Saudi scientists for the first time teleported the energy of the Sun


Scientists at the University of Science and Technology in Saudi Arabia have come up with a way to convert the energy of infrared radiation emitted by the sun-heated Earth to electric current. For this purpose, quantum tunneling was used. This is reported by the Science Alert.

A large amount of solar radiation entering the Earth is absorbed by the surface and the atmosphere and re-emitted in the form of infrared waves. According to experts, the energy in this form flows in the amount of about one million gigawatts every second.

To capture it, researchers suggest using nanoscale antennas and associated diodes, which consist of an insulating layer sandwiched between two metal layers. In such devices, called rectines, there is a phenomenon known as quantum tunneling - the teleportation of a particle through an insurmountable energy barrier.

Quantum tunneling is impossible from the standpoint of classical physics, but it is explained within the framework of quantum mechanics. Because of the Heisenberg uncertainty principle for a particle whose location is known, the impulse will be uncertain, that is, it can take on random values. Thus, the particle can receive additional potential energy, which is enough to overcome the barrier. This phenomenon is used to amplify the electric fields inside the diodes.

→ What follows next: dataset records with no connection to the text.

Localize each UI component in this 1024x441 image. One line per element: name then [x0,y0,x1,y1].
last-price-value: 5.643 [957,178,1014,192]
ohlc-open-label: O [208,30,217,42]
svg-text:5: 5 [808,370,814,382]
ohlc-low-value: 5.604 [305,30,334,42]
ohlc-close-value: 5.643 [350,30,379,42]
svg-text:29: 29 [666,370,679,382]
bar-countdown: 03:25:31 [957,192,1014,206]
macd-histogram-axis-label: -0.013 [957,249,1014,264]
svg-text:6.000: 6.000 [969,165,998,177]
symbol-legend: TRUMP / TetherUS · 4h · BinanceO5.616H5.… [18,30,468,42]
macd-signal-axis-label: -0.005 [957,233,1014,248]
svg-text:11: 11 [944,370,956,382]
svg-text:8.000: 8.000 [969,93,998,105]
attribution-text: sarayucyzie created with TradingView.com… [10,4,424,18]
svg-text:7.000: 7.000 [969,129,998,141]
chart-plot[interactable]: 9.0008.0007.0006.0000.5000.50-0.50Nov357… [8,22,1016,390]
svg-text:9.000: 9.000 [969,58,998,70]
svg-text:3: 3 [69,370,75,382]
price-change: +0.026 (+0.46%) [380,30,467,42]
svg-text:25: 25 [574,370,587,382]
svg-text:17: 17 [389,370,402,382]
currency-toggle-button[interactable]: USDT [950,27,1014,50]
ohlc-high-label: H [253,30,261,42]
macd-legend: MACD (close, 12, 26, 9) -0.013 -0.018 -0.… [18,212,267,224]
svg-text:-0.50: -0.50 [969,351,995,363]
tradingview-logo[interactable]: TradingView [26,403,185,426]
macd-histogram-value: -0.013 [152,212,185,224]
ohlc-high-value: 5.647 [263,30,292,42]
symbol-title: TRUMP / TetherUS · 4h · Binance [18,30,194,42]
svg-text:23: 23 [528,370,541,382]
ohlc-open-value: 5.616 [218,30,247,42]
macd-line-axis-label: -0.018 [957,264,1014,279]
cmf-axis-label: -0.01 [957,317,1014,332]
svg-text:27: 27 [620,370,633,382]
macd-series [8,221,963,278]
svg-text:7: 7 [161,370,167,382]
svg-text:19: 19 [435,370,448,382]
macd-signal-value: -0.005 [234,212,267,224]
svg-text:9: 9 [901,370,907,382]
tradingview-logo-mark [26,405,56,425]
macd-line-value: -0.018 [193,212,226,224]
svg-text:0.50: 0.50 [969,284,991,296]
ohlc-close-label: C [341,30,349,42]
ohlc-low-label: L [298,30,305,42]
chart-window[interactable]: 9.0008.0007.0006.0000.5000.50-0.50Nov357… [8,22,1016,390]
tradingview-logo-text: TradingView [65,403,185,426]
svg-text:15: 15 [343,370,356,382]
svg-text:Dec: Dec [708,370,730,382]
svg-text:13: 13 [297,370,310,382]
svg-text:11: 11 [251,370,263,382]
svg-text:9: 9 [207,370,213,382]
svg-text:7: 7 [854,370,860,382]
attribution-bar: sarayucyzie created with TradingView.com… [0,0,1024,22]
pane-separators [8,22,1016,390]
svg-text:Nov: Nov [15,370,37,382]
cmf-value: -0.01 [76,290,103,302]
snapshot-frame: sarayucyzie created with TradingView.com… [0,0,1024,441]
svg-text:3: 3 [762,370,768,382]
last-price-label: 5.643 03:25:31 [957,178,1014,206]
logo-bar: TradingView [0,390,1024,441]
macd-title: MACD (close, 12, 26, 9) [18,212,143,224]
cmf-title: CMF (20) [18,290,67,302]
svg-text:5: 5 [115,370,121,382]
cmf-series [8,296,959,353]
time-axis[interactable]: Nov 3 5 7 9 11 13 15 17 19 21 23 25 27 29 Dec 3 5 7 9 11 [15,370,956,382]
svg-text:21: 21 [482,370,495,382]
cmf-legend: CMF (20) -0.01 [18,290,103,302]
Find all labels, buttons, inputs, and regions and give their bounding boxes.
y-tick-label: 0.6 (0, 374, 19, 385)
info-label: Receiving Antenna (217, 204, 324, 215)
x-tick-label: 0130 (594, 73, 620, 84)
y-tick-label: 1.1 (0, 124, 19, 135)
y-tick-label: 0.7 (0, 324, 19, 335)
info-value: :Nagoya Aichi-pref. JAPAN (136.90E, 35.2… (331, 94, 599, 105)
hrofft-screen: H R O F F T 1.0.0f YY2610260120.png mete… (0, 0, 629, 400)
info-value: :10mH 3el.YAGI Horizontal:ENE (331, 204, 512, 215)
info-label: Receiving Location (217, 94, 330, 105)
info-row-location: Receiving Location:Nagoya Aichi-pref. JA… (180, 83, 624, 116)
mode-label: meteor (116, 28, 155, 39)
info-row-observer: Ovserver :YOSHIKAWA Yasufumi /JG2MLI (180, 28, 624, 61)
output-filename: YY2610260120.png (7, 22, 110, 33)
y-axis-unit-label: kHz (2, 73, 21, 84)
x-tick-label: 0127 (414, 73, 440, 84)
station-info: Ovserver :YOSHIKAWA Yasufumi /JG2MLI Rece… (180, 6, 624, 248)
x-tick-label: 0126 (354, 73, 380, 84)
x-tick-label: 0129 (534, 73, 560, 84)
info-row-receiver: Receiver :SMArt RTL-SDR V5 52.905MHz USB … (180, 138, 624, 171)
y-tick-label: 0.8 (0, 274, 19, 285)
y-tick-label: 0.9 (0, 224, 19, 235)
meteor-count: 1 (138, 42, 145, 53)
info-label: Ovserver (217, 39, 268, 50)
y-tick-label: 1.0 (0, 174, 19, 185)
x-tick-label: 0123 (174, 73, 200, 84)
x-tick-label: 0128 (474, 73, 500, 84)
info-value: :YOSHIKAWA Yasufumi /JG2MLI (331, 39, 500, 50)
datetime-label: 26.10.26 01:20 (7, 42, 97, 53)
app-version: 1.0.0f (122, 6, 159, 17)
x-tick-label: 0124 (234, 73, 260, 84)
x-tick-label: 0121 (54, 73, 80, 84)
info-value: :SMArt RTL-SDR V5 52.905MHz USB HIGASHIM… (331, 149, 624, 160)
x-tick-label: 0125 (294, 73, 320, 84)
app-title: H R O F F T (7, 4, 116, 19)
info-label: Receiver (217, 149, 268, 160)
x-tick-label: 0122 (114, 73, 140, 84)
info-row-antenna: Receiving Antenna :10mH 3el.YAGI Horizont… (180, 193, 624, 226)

Scientists created a prototype diode, placing a thin insulating layer between two metal brackets of gold and titanium. Photons of infrared radiation fall into the rectum and knock out electrons from the metal at the metal-insulator boundary. This leads to the appearance of plasmons - coordinated oscillations of electrons - and to the amplification of the electric field due to the tunneling effect at the point where the arms slightly overlap.

For tunneling, it is usually necessary to apply voltage, however this device captures infrared radiation, converts it into an electric current and amplifies it by operating in a passive mode.